Most popular cuisine
{u'count': 44, u'_id': u'mexican'}
{u'count': 27, u'_id': u'pizza'}
{u'count': 24, u'_id': u'chinese'}
{u'count': 15, u'_id': u'burger'}
{u'count': 14, u'_id': u'italian'}

Religions
{u'count': 83, u'_id': u'christian'}
{u'count': 4, u'_id': u'buddhist'}
{u'count': 3, u'_id': u'jewish'}
{u'count': 1, u'_id': u'muslim'}
{u'count': 1, u'_id': u'pagan'}

Christian denominations
{u'count': 11, u'_id': u'baptist'}
{u'count': 8, u'_id': u'catholic'}
{u'count': 4, u'_id': u'presbyterian'}
{u'count': 4, u'_id': u'jehovahs_witness'}
{u'count': 3, u'_id': u'lutheran'}


#Conclusion

The original Santa Cruz data was relatively clean. There were not that many over abbreviated streets and most zip codes were in proper 5-digit form. We saw that a fraction of a percent of docs have postal codes. We can sort of see why. In the top 10 amenities we have parking spots, bicycle parking, toilets, and benches. These amenities don't necessarily need specific addresses or postal codes. With that said, the amount of restaurants and places of worship outnumber the amout of documents with postal codes. Therefore, the data can be improved by adding complete addresses where needed. 

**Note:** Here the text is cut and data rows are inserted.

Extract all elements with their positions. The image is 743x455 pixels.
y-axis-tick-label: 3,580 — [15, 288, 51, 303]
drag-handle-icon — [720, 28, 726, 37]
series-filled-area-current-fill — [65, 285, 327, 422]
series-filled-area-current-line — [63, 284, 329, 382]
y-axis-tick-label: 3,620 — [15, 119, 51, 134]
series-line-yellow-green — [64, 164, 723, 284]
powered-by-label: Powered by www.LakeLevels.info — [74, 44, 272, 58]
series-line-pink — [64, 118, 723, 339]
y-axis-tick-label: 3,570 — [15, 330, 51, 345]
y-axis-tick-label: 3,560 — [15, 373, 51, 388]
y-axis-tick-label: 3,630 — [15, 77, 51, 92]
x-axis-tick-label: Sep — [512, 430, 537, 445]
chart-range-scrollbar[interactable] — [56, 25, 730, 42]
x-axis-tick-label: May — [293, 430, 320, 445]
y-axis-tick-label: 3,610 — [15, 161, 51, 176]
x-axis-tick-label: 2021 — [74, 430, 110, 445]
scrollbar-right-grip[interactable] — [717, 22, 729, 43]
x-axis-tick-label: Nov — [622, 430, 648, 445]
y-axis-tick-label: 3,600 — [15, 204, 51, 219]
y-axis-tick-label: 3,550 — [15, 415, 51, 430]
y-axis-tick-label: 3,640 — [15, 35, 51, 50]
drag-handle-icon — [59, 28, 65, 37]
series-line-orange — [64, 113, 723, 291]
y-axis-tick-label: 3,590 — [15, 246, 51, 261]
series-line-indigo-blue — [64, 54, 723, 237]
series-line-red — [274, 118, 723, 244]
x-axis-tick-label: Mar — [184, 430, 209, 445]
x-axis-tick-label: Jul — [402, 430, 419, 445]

Adding postal codes to addresses can be quite challenging. Not all documents include a city. We can use a different strategy, like basing postal codes on streets. But if we try to update postal codes based on street names, we run into problems when streets, such as Soquel Avenue, span multiple cities. With some knowledge of Santa Cruz County, we can write code for streets that we know span just one area. For example, if we know that Pacific Avenue has a beginning and end within the postal code 95060, then we can update the postal code for all documents with street Pacific Avenue.

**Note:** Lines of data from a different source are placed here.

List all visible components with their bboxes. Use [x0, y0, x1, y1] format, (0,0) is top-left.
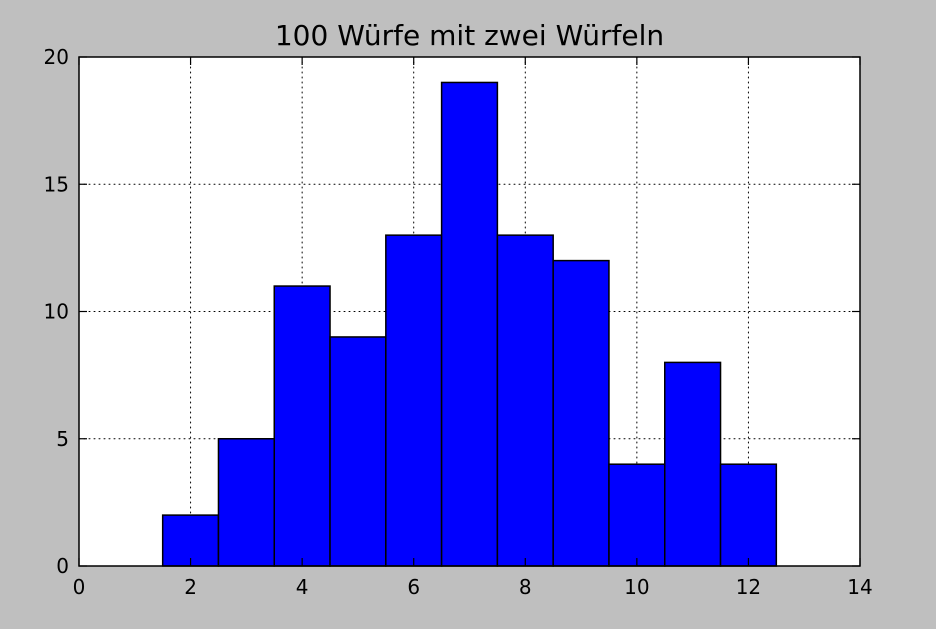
x-tick-label: 12	[736, 575, 761, 599]
x-tick-label: 4	[296, 575, 309, 599]
x-tick-label: 10	[624, 575, 649, 599]
y-tick-label: 10	[44, 300, 69, 324]
histogram-bar	[273, 285, 331, 567]
axis-ticks	[78, 56, 861, 567]
y-tick-label: 0	[56, 554, 69, 578]
x-tick-label: 8	[519, 575, 532, 599]
chart-title: 100 Würfe mit zwei Würfeln	[275, 19, 664, 52]
y-tick-label: 15	[44, 172, 69, 196]
x-tick-label: 14	[847, 575, 872, 599]
histogram-bar	[217, 438, 275, 567]
histogram-bar	[440, 81, 499, 567]
histogram-bar	[496, 234, 554, 567]
x-tick-label: 0	[73, 575, 86, 599]
y-tick-label: 5	[56, 427, 69, 451]
x-tick-label: 6	[407, 575, 420, 599]
y-axis-tick-labels: 0 5 10 15 20	[44, 45, 69, 578]
histogram-bar	[664, 361, 722, 567]
x-axis-tick-labels: 0 2 4 6 8 10 12 14	[73, 575, 873, 599]
x-tick-label: 2	[184, 575, 197, 599]
histogram-bar	[719, 463, 778, 567]
y-tick-label: 20	[44, 45, 69, 69]
histogram-bar	[552, 259, 610, 567]
histogram-bar	[608, 463, 666, 567]
histogram-bar	[329, 336, 387, 567]
histogram-bar	[385, 234, 443, 567]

We will always need to audit and clean our data, but the process can be made easier if we have accurate user input. I suggest that anyone interested in inputing or cleaning OSM data for Santa Cruz to get in touch with users in the area, such as stevea, as he is trying to develop practice for consistent input and refine tags that are used for specific amenities. It sounds like a fun project to take on as a hobby!